I am based in the UK and find ridgeline boning in habadashery
departments of department stores or in fabric shops. It is usually
hidden with bits and pieces like velcro and pipe cord.

I have assumed you have tried ridgeline on a word search. (or is it
ridgoline?). Try needlework supplies as well.

Julie Yoder from the Clann Tarten advises that Ridgeline is available in the U.S. from
Greenberg and Hammer, Inc., 24 W. 57th St., New York, NY.
They apparently carry Rigelene, the endcaps, steel boning by the cut piece or by
the pound, and thousands of other sewing necessities.

How much boning should I use?

Amount of boning? Now that’s a question. As I have a wooden Busk which
I can use centrefront I don’t need that much to stiffen. Following
patterns of historic stays I find that a bone every half inch works for
the front and back. I usually put a few lines of boning at the side
seams as well. It depends how much support you need/want, how much
stiffening you’ve got and a basic ‘feel’ for the stays.
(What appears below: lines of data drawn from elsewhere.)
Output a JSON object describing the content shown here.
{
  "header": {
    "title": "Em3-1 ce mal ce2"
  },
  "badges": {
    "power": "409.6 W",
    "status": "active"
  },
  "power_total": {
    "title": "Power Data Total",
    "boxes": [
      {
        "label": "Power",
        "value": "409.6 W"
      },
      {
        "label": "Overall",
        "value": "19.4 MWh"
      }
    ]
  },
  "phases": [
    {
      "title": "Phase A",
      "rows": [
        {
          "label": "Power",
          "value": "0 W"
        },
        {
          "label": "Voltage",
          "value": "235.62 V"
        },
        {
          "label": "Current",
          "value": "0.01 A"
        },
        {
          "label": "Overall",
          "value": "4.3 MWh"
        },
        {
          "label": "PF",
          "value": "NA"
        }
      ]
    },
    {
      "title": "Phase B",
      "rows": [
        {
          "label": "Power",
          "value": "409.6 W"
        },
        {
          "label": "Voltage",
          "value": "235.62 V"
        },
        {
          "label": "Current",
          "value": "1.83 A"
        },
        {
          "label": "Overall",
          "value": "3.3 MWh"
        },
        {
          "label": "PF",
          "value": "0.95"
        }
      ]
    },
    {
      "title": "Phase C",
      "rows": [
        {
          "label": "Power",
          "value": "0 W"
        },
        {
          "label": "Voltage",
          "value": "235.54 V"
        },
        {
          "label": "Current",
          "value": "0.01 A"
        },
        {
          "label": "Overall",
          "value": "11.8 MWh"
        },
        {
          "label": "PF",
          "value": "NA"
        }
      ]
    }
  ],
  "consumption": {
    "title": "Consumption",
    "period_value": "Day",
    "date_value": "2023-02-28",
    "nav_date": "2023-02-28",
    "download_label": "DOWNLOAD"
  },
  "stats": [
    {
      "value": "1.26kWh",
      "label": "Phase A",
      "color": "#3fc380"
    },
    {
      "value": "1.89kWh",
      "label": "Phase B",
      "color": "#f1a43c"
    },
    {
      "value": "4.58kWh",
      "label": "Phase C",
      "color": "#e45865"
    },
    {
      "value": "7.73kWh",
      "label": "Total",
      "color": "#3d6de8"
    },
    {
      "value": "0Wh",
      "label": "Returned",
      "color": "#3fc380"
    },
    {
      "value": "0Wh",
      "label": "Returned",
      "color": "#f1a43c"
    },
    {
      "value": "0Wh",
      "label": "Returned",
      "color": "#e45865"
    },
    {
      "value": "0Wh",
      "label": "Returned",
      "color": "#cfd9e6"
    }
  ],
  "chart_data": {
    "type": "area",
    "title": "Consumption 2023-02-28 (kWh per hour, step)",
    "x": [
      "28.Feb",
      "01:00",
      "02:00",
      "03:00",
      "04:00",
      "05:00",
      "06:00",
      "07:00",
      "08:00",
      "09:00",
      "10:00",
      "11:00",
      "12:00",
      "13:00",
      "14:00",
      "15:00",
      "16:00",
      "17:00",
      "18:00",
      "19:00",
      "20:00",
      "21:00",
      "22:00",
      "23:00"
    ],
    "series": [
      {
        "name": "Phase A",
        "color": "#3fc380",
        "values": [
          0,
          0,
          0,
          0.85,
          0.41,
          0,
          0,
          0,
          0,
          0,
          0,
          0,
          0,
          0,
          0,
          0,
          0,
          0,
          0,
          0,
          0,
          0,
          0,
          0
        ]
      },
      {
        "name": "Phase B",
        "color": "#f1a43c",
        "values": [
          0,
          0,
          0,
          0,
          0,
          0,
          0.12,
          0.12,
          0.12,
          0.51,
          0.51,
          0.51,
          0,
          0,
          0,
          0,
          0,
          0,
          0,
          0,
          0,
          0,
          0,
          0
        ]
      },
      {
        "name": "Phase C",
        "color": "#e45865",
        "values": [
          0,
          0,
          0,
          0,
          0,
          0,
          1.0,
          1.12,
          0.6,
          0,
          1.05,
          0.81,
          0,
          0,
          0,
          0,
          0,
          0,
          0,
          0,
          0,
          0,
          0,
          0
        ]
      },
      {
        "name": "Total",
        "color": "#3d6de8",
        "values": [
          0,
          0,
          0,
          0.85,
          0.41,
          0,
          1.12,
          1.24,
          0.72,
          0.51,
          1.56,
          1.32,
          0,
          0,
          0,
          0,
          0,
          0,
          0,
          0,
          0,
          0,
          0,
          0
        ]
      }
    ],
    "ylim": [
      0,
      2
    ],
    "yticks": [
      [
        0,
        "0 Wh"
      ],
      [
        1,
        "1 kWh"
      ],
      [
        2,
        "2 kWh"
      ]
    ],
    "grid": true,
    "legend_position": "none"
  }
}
Metal boning would probably be better then plastic boning, if you can
cut it safely. If you can get ridgeline-end caps the ends would be
safer and more comfortable, but if you can’t get ridgeline, the end-caps
will be equally hard to come by.:-)

Where can I buy 17th century-style clothing

If you are a re-enactor in the UK you will usually have no problem getting clothing to suit most pockets and tastes from a number of traders who are to be found at larger re-enactments and at a number of re-enactors fairs through out the year. Caveat Emptor – buyer beware, please do a little research before you buy. If you live elsewhere I am afraid that I cannot help you.

Where can I get patterns for my school production of the Three Musketeers

I don’t do patterns, I scale up original patterns from the books noted in my useful book list. I’ve had a look at commercial patterns which might be of use to you. Many fashion houses do have ‘fancy dress’, especially in Autumn for Halloween and also for Thanksgiving. Available at fabric shops or haberdashery shops. One I looked at which might be suitable for a theatrical production is Butterick no.6305. It might be numbered differently in America.

It is no good for re-enactment but I hope you find it useful.